The high percentage of colocalization of GPR120 and gonadotropic cells in heifers was consistent with that in a previous study conducted in mice, in which almost all LHβ- and FSHβ-producing cells coexpressed GPR120 protein in the anterior pituitary gland [15]. These results imply that the GPR120 expression pattern in gonadotropes is highly conserved at least between mice and cattle. This study also showed that other anterior pituitary hormone-producing cells, such as TSHβ-, PRL-, GH- and ACTH-producing cells, partly coexpress GPR120 in heifers. Interestingly, no GPR120-immunoreactive cells were found in anterior pituitary hormone-producing cells, except for gonadotropes in mice [15]. These data suggest that localization of GPR120 in hormone-producing cells other than gonadotropes might have species-specific differences. This raises the possibility that hormone-producing cells coexpressing GPR120 are regulated by LCFAs via GPR120. Since the expression rates of GPR120 in thyrotropes, lactotropes, somatotropes, and corticotropes were quite low compared to those in gonadotropes, further studies are needed to confirm the physiological significance of LCFAs-GPR120 signaling for regulating those hormone-producing cells in the anterior pituitary gland.

This study also showed that GPR120 gene is expressed in the posterior pituitary gland and granulosa cells of cattle. To our knowledge, very few to no studies have previously focused on GPR120 in the posterior pituitary gland. Additionally, the relationship between GPR120 signaling and hormones, such as oxytocin and vasopressin that project from the hypothalamus, remains unknown. Further studies are required to know the function of GPR120 in the posterior pituitary gland. In ovaries, a previous study showed that GRP120 protein express bovine granulosa cells; and docosahexaenoic acid (DHA), a LCFA, was shown to modulate the proliferation and steroidogenesis of these granulosa cells [33]. The authors found no GPR120 gene expression in the hypothalamus, cerebral cortex, and brainstem. A previous study showed that undernourished state, namely hypoglycemia, inhibits GnRH/LH secretion through the glucose-sensing system located in the lower brain stem in rats [34]. Consequently, the lower brainstem is one of the energy-sensing regions that regulate gonadal functions in mammals. Nevertheless, in the present study, GPR120 expression was not observed in the lower brainstem. It is likely that the metabolic sensing system that regulates gonadal functions is different between the lower brainstem and the pituitary gland.

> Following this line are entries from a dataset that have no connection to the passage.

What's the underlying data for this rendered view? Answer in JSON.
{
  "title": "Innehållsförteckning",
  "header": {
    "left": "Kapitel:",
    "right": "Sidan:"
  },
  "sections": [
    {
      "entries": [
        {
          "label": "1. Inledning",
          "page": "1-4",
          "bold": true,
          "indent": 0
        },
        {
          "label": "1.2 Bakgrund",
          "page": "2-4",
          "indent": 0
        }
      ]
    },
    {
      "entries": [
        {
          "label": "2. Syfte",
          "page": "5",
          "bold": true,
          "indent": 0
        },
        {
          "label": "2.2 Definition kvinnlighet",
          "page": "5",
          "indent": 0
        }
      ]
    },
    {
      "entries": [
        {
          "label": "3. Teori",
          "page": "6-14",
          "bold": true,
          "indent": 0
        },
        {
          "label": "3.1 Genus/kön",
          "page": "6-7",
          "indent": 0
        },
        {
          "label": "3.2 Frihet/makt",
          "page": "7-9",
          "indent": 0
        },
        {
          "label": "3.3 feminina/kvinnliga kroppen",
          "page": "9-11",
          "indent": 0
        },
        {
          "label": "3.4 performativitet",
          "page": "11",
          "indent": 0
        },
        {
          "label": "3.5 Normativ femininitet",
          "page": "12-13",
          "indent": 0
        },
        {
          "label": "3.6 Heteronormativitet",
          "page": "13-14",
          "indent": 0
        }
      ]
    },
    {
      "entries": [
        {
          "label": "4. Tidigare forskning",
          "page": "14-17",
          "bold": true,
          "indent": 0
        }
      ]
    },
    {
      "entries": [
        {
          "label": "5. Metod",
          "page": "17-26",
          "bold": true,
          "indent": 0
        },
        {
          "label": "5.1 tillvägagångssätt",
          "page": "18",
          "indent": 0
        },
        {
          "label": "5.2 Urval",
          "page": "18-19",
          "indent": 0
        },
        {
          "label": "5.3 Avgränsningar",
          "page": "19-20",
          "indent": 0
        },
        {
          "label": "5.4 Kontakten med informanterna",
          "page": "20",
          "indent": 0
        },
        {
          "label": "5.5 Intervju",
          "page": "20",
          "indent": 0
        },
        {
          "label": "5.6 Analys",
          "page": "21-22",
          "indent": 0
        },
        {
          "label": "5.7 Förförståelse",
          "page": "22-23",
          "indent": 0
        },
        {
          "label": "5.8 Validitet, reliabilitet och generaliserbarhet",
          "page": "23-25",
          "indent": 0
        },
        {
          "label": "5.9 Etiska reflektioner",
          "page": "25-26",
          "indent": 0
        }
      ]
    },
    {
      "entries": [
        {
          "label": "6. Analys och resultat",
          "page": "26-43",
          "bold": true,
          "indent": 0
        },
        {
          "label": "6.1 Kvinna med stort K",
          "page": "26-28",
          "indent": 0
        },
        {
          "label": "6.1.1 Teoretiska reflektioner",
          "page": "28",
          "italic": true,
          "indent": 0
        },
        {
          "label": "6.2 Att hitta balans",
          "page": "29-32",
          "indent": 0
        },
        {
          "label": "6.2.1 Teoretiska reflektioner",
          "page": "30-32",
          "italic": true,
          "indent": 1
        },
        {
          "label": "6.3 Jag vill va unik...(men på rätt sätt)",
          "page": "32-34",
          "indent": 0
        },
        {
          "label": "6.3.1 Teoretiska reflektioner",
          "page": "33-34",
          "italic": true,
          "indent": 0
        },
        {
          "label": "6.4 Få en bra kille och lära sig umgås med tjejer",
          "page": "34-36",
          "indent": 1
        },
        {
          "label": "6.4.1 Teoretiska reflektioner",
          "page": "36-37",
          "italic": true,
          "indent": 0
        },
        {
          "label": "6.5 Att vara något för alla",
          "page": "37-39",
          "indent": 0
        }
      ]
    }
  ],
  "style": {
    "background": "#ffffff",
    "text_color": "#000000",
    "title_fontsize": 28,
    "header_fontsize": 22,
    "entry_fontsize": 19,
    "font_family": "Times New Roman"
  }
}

In summary, the present study clearly indicates that GPR120 gene and protein expression occur in the anterior pituitary gland, particularly in gonadotropes of heifers. Further studies focusing on a physiological role of GPR120 in the pituitary gland are needed to clarify whether negative energy status is sensed at the pituitary level to modulate reproductive function.

Conflict of Interests

The authors declare no conflicts of interest associated with this manuscript.